A federal appeals court upheld a Caltrans program Tuesday that requires contractors on federally funded road-building projects to make subcontracts available to companies owned by minorities and women.
The program, in effect since March 2009, requires contractors to make good-faith efforts to award 9.5 percent of their subcontracts to specified minority groups – African Americans, Latinos, Asian Americans and American Indians – and women.
The state Department of Transportation launched the program after a 2007 study found that minority- and female-owned companies were receiving only 2.2 percent of the federal funds. The program does not apply to projects entirely financed by the state, because a 1996 California ballot measure bans preferential treatment for minorities.
Civil rights groups who supported the effort described it as an outreach program that did not involve set-asides or bidding preferences.

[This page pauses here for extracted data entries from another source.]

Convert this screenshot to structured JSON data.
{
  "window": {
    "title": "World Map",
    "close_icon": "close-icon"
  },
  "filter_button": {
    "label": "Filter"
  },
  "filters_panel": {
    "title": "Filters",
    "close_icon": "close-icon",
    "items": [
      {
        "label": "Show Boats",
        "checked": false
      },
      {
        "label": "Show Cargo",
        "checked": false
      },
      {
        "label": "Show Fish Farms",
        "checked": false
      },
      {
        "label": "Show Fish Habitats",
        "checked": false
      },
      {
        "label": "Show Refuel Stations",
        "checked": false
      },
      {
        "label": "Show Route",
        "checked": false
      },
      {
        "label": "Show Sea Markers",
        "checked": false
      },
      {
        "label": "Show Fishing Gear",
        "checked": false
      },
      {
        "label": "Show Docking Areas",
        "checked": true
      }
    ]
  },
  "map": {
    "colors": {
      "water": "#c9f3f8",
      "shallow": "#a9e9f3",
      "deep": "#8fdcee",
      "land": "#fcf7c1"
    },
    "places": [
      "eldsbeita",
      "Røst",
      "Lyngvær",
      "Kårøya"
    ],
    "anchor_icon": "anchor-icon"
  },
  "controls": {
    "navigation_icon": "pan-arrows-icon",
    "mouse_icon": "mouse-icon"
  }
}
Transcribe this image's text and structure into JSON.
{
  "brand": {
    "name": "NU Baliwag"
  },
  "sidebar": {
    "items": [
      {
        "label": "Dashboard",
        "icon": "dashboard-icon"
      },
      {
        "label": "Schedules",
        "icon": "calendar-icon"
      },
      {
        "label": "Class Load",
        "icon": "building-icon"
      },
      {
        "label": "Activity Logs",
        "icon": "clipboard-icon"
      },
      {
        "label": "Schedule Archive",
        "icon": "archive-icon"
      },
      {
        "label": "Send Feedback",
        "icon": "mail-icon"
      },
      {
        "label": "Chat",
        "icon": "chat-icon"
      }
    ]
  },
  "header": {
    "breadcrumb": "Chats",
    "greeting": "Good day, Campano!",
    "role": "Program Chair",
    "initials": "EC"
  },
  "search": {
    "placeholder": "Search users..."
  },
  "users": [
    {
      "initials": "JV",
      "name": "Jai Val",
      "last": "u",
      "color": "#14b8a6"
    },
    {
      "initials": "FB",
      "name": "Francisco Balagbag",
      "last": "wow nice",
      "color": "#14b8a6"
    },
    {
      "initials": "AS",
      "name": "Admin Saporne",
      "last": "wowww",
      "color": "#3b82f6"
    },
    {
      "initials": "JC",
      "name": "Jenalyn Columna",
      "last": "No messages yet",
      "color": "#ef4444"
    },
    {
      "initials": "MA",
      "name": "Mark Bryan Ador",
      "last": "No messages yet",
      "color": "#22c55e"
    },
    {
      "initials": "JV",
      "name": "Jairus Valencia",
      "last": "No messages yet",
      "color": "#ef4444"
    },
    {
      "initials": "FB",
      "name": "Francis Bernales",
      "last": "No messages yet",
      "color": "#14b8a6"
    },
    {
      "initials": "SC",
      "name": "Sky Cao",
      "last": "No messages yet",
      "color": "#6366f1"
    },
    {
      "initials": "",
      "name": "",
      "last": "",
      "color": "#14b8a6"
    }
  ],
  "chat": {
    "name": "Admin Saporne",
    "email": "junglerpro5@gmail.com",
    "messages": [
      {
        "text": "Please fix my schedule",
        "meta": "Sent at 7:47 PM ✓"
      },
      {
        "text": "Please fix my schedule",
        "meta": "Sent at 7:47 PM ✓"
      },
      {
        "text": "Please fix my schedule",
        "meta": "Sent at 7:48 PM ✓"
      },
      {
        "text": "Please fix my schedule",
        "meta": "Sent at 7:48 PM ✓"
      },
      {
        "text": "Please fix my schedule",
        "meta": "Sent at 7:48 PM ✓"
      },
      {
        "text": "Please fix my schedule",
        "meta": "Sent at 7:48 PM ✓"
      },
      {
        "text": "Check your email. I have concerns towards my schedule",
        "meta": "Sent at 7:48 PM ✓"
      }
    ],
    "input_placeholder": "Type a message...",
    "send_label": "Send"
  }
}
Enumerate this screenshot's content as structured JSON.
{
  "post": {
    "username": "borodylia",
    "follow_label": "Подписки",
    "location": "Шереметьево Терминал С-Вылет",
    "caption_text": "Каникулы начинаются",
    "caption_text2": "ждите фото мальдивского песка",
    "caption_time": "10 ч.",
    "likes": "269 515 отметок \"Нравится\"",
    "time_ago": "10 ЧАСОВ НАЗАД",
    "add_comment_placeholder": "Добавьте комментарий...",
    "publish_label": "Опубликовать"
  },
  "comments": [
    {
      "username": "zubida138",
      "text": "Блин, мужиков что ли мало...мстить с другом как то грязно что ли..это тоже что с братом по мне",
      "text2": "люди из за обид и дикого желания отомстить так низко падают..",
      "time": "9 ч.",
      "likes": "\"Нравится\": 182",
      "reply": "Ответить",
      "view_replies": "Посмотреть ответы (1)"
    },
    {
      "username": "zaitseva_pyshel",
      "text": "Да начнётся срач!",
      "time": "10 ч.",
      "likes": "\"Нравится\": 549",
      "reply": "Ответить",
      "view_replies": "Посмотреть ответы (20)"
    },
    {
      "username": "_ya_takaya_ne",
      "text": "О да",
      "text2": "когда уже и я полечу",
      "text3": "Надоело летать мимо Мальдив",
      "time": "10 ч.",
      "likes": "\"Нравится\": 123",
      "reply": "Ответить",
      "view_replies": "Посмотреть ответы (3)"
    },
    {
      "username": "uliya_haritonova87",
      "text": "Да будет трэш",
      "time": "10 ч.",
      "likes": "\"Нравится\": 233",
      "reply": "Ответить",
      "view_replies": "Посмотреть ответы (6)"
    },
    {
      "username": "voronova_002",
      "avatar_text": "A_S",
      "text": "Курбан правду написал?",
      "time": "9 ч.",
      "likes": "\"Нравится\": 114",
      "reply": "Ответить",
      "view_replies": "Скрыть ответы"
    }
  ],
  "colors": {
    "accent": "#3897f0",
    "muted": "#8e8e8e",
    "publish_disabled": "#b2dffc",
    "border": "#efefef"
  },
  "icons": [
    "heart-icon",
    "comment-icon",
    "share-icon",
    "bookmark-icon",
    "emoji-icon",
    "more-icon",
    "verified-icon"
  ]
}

Opponents, including the Associated General Contractors of San Diego, who challenged it in court, called it a quota system based on racial discrimination.
In Tuesday’s ruling, the Ninth U.S. Circuit Court of Appeals in San Francisco said the contractors group had not identified any members who have been harmed by the program, and therefore lacked standing to sue.
But even if they could show harm, the court said, the program meets constitutional standards.
While the U.S. Supreme Court has barred race-conscious government programs to combat societal discrimination, a state agency can use such programs to remedy its own discriminatory practices against specific minority groups or women, Judge Jerome Farris said in the 3-0 ruling, which upheld a federal judge’s decision in Caltrans’ favor.
The state’s 2007 study, and testimony from a series of public hearings, provided evidence that “these groups are systematically discriminated against in publicly funded contracts,” Farris said.
“The Caltrans program enforces a one-size-fits-all, race-conscious remedy across the state” that “differs from a quota in name only,” Kasarda said.
Oren Sellstrom, a lawyer for the NAACP and the Coalition for Economic Equity, described the program as a “very modest” effort to “make sure (California) is not unfairly excluding any businesses from equal opportunity.”